Scan Eat l’application qui détecte le taux de pesticides sur les fruits et légumes

Comment reconnaitre les fruits et légumes qui contiennent trop de pesticides ? C’est une question que beaucoup se posent en choisissant leurs fruits sur les étals. Faute de pouvoir obtenir une réponse concrète, de plus en plus de personnes se tournent vers le bio.

Scan eat

Grâce à Simon Bernard, un étudiant français de 25 ans, on pourra peut-être bientôt détecter les traces de pesticides dans nos aliments, et ce, à l’aide d’un petit dispositif baptisé « Scan Eat« .

L’étudiant vient de remporter le premier prix du concours « Greentech écoles » organisé par le ministère de l’Environnement. Il repart avec la somme de 150 000 € et un CDD de 9 mois pour intégrer l’incubateur du ministère afin de poursuivre le développement de son dispositif.

Scan Eat, c’est quoi ?

Pas plus grand qu’une clé USB, il permet de scanner n’importe quel fruit ou légume en émettant une lumière infrarouge qui va détecter les pesticides, tout en précisant le taux de présence.

Étudiant en dernière année à l’École nationale supérieure maritime du Havre, Simon Bernard dit avoir entendu parler d’une technologie de « spectromètre infrarouge miniaturisé » dont des prototypes ont été récemment mis sur le marché. « Je me suis rendu compte qu’elle pouvait être utilisée pour détecter la présence et le taux acceptable ou non de pesticides dans les aliments de type fruits et légumes. »
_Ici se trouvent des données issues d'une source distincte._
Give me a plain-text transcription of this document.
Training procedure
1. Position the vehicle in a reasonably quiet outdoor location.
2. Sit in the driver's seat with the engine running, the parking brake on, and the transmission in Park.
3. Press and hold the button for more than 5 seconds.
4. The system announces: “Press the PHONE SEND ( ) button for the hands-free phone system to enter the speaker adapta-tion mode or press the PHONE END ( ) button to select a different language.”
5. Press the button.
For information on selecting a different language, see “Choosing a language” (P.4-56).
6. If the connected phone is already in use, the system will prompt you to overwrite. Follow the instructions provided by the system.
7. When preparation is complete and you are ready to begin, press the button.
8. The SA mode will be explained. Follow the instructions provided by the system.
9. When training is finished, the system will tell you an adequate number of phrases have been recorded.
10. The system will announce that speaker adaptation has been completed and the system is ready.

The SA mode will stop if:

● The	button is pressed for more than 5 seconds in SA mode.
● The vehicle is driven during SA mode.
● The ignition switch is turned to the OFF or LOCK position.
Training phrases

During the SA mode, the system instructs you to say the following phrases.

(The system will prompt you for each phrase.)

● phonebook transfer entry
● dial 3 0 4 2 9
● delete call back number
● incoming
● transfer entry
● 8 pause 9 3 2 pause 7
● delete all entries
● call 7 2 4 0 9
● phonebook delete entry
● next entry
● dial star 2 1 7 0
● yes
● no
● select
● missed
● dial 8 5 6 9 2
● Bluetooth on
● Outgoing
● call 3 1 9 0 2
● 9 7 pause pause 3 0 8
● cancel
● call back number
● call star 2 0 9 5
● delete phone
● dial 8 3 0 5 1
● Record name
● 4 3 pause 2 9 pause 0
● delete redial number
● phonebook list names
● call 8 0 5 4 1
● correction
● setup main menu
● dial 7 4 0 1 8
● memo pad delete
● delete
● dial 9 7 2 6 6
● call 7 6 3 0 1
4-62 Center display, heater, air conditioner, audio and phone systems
Comment s’utilise Scan Eat ?

Le dispositif analyse les fruits grâce à un faisceau infrarouge qui est absorbé par chaque groupement chimique de l’aliment. Un capteur situé à l’intérieur du petit appareil va ensuite recueillir les informations chimiques. Celles-ci sont traitées par des algorithmes puis converties en taux de pesticides et en indicateurs que les utilisateurs pourront lire sur leur smartphone.

Pour ce qui est du lien entre nos aliments et les pesticides, il faut savoir qu’une pomme de terre produite en culture conventionnelle est traitée en moyenne 18,9 fois aux pesticides (insecticides, herbicides, fongicides, etc.). Pareil pour les raisins. Une pomme quant à elle est traitée en moyenne 35 fois avant de parvenir sur les étals des supermarchés. Pourtant, des études scientifiques ont classé plusieurs pesticides comme étant « cancérogènes probables ». Alors, comment savoir quand les fruits et légumes que nous achetons en contiennent des quantités importantes ?

Le dispositif de Simon Bernard apportera peut-être bientôt une solution. Avec à l’aide qui lui est accordée par l’État, il va pouvoir développer son produit afin qu’il soit accessible au plus vite au grand public.